Tokenizer "vi_tokenizer" doesn't work with character filter "html_strip"
seta-hainguyen opened this issue · 3 comments
Here is my settings for analyzer:
"vn_html_analyzer": { "filter": [ "icu_folding" ], "char_filter": [ "html_strip" ], "type": "custom", "tokenizer": "vi_tokenizer" }
When I tried:
GET localhost:9200/question/_analyze { "analyzer" : "vn_html_analyzer", "text" : "<p>đỗ đại học</p>" }
It throws error:
{"error":{"root_cause":[{"type":"remote_transport_exception","reason":"[7d1c0721c1d6][172.17.0.2:9300][indices:admin/analyze[s]]"}],"type":"string_index_out_of_bounds_exception","reason":"String index out of range: -1"},"status":500}
When I replace the tokenizer "vi_tokenizer" by "standard", the error did not occur
I'm using elasticsearch 7.3.1, elasticsearch-analysis-vietnamese 7.3.1 and install it using dockerfile:
FROM elasticsearch:7.3.1
COPY elasticsearch-analysis-vietnamese-7.3.1.zip /usr/share/elasticsearch/
RUN cd /usr/share/elasticsearch &&
bin/elasticsearch-plugin install --batch file:///usr/share/elasticsearch/elasticsearch-analysis-vietnamese-7.3.1.zip &&
bin/elasticsearch-plugin install analysis-icu
@seta-hainguyen The version 7.3.1 with old VnTokenizer has a lot of issues, I switched to use another tokenizer from CocCoc team for the plugin so I don't maintain the plugin with VnTokenizer any more.

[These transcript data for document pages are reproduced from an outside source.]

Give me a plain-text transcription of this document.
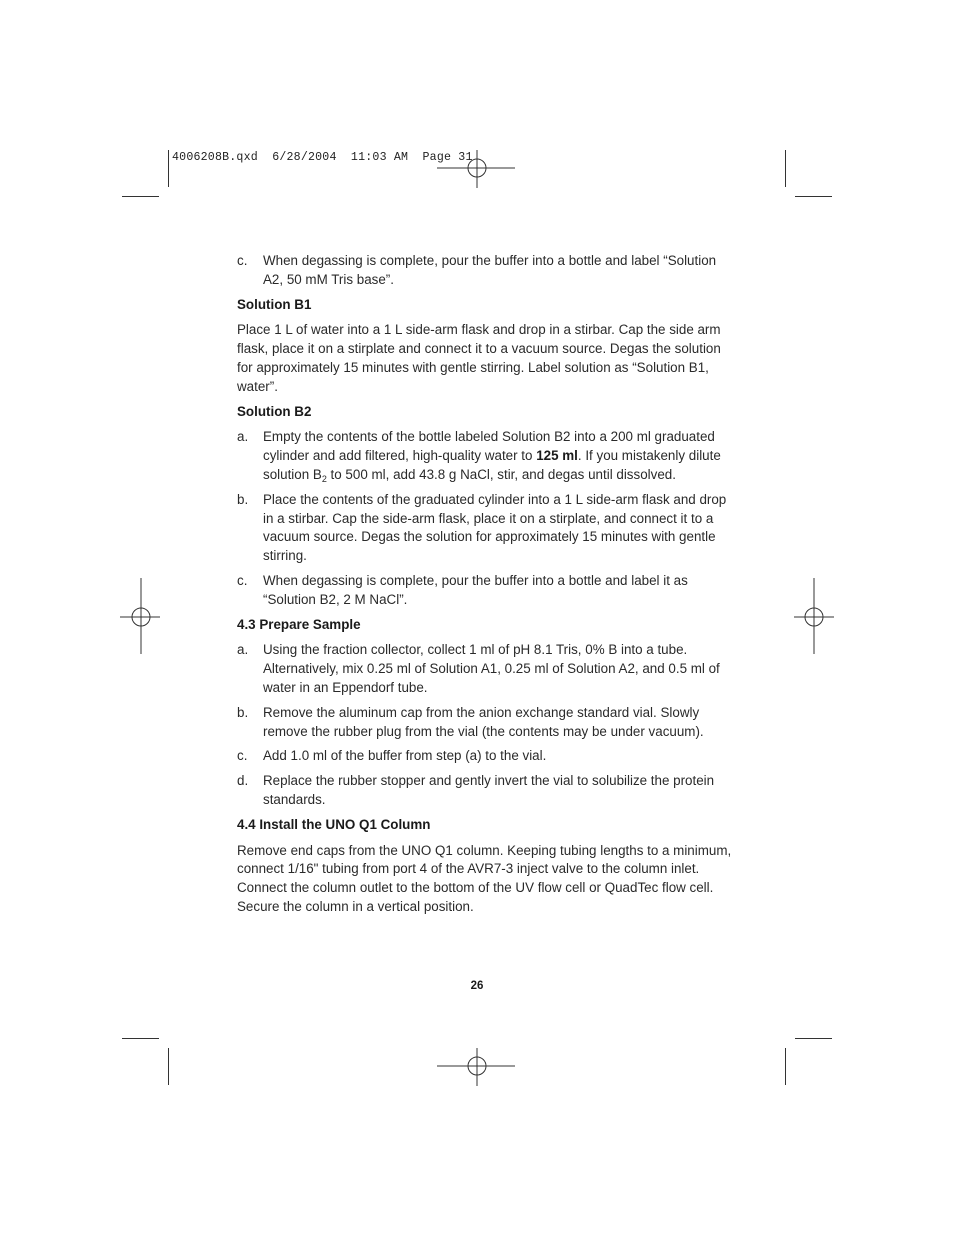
4006208B.qxd  6/28/2004  11:03 AM  Page 31
c.	When degassing is complete, pour the buffer into a bottle and label “Solution A2, 50 mM Tris base”.
Solution B1

Place 1 L of water into a 1 L side-arm flask and drop in a stirbar. Cap the side arm flask, place it on a stirplate and connect it to a vacuum source. Degas the solution for approximately 15 minutes with gentle stirring. Label solution as “Solution B1, water”.

Solution B2
a.	Empty the contents of the bottle labeled Solution B2 into a 200 ml graduated cylinder and add filtered, high-quality water to 125 ml. If you mistakenly dilute solution $B_2$ to 500 ml, add 43.8 g NaCl, stir, and degas until dissolved.
b.	Place the contents of the graduated cylinder into a 1 L side-arm flask and drop in a stirbar. Cap the side-arm flask, place it on a stirplate, and connect it to a vacuum source. Degas the solution for approximately 15 minutes with gentle stirring.
c.	When degassing is complete, pour the buffer into a bottle and label it as “Solution B2, 2 M NaCl”.
4.3 Prepare Sample
a.	Using the fraction collector, collect 1 ml of pH 8.1 Tris, 0% B into a tube. Alternatively, mix 0.25 ml of Solution A1, 0.25 ml of Solution A2, and 0.5 ml of water in an Eppendorf tube.
b.	Remove the aluminum cap from the anion exchange standard vial. Slowly remove the rubber plug from the vial (the contents may be under vacuum).
c.	Add 1.0 ml of the buffer from step (a) to the vial.
d.	Replace the rubber stopper and gently invert the vial to solubilize the protein standards.
4.4 Install the UNO Q1 Column

Remove end caps from the UNO Q1 column. Keeping tubing lengths to a minimum, connect 1/16" tubing from port 4 of the AVR7-3 inject valve to the column inlet. Connect the column outlet to the bottom of the UV flow cell or QuadTec flow cell. Secure the column in a vertical position.

26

Currently plugin is compatible to ES v7.4.0 and later, you can refer the document to build the plugin with version you expect.
@duydo Thank you. Do you have any notice about java version to build Coccoc tokenizer's project and your project ?
@seta-hainguyen The CocCoc tokenizer is written in C++, so you have to build it as shared library on Elasticsearch node which you intend to install the plugin on.
The ES plugin is compatible with Java 8 and later.